Crossvalidation
Cross-Validation of Parameters¶
Selecting the optimal parameters, e.g., resolution_parameter
, or n_clusters
, can be quite difficult. Here we show a short example how one can use cross-validation for optimizing the parameters. Nevertheless, one should keep in mind that the here used silhouette score is not optimal for our task.

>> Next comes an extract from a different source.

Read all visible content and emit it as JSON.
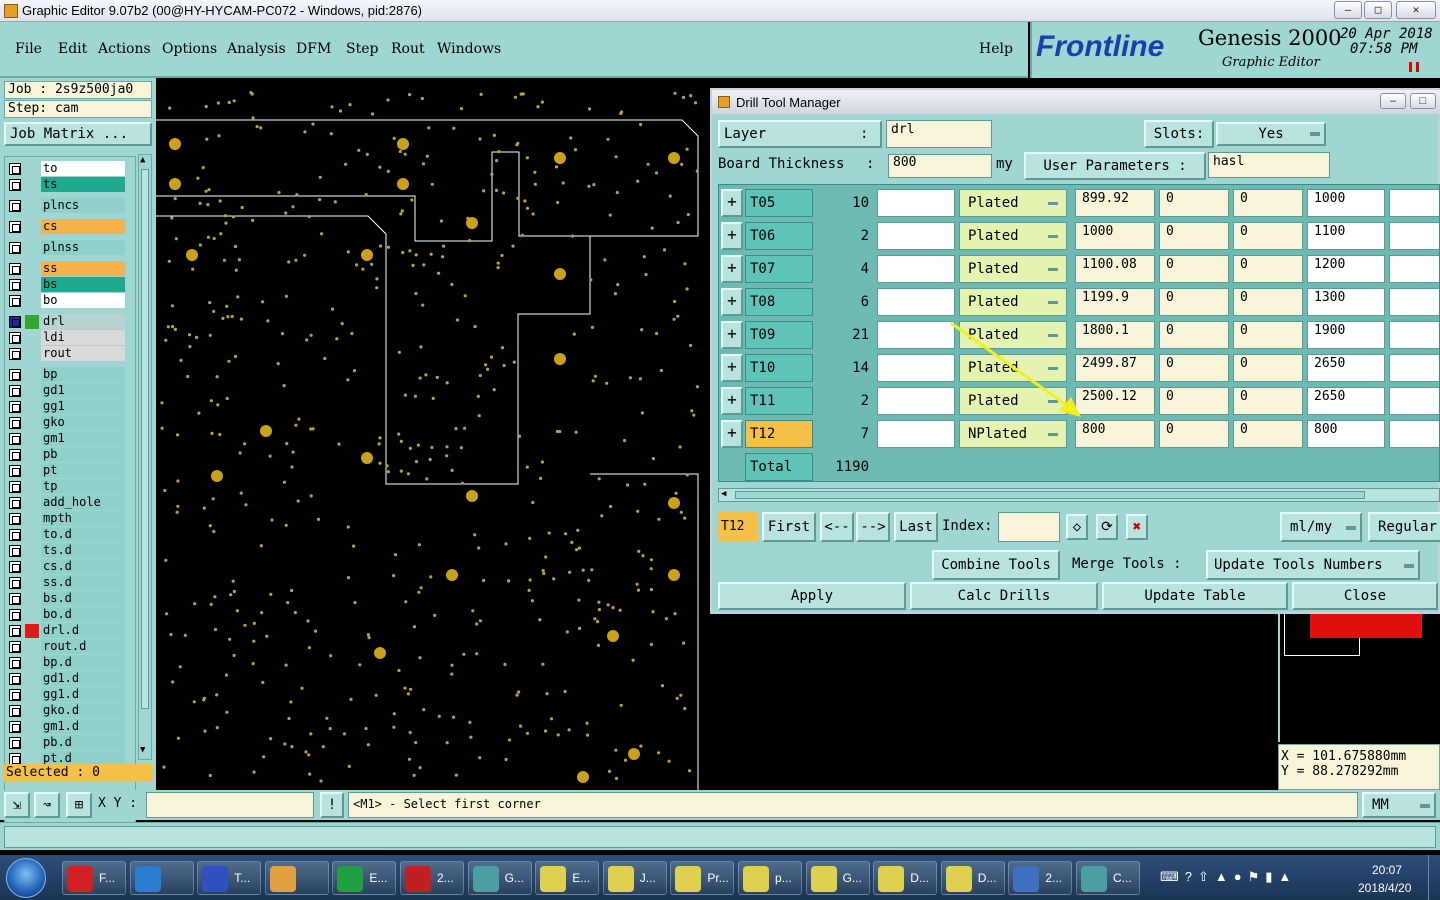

Hence, the here obtained optimal parameters should be considered as a good first guess.
Here a figure visualizing the optimal cluster value n_clusters=12
and the code to produce it.
import mosaic
import numpy as np
import prettypyplot as pplt
from matplotlib import pyplot as plt
pplt.use_style(colors='tab20c', figsize=2.4)
# traj = np.loadtxt(filename)
# specify parameters grid
n_clusters = np.arange(2, traj.shape[1])
params = {'n_clusters': n_clusters}
search = mosaic.GridSearchCV(
similarity=mosaic.Similarity(),
clustering=mosaic.Clustering(
mode='kmedoids',
n_clusters=2, # any dummy value is good here
),
param_grid=params,
).fit(traj)
# plotting result
fig, ax = plt.subplots()
mean_score = search.cv_results_['mean_test_score']

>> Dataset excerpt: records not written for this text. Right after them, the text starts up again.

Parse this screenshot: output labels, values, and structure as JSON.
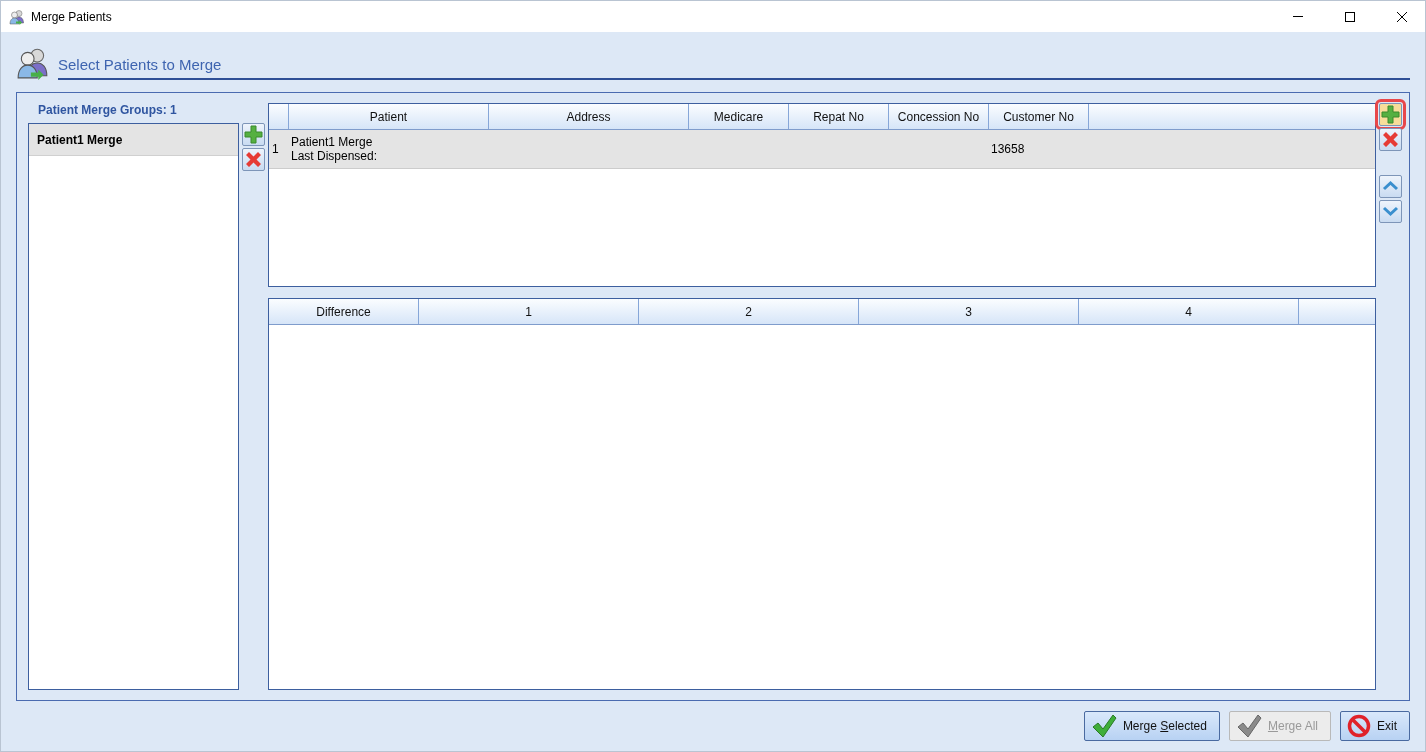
{
  "window": {
    "title": "Merge Patients"
  },
  "header": {
    "title": "Select Patients to Merge"
  },
  "groups": {
    "label": "Patient Merge Groups: 1",
    "items": [
      {
        "name": "Patient1 Merge",
        "selected": true
      }
    ]
  },
  "patients_table": {
    "columns": [
      "Patient",
      "Address",
      "Medicare",
      "Repat No",
      "Concession No",
      "Customer No"
    ],
    "rows": [
      {
        "index": "1",
        "patient": "Patient1 Merge",
        "last_dispensed": "Last Dispensed:",
        "customer_no": "13658",
        "selected": true
      }
    ]
  },
  "side_buttons": [
    {
      "kind": "add",
      "highlighted": true
    },
    {
      "kind": "remove",
      "highlighted": false
    },
    {
      "kind": "up",
      "highlighted": false
    },
    {
      "kind": "down",
      "highlighted": false
    }
  ],
  "differences_table": {
    "columns": [
      "Difference",
      "1",
      "2",
      "3",
      "4"
    ]
  },
  "buttons": [
    {
      "kind": "check",
      "label_before": "Merge ",
      "underlined": "S",
      "label_after": "elected",
      "disabled": false
    },
    {
      "kind": "check",
      "underlined": "M",
      "label_after": "erge All",
      "disabled": true
    },
    {
      "kind": "exit",
      "label_before": "Exit",
      "disabled": false
    }
  ]
}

std_score = search.cv_results_['std_test_score']
ax.fill_between(
n_clusters,
mean_score + std_score,
mean_score - std_score,
color='C2',
)
ax.plot(n_clusters, mean_score + std_score, c='C1')
ax.plot(n_clusters, mean_score - std_score, c='C1')
ax.plot(n_clusters, mean_score, c='C0')
ax.set_xlim([0, traj.shape[1]])
ax.set_xlabel(r'$k$ no. of clusters')
ax.set_ylabel(r'silhouette score')
pplt.savefig('cv_silhouette.pdf')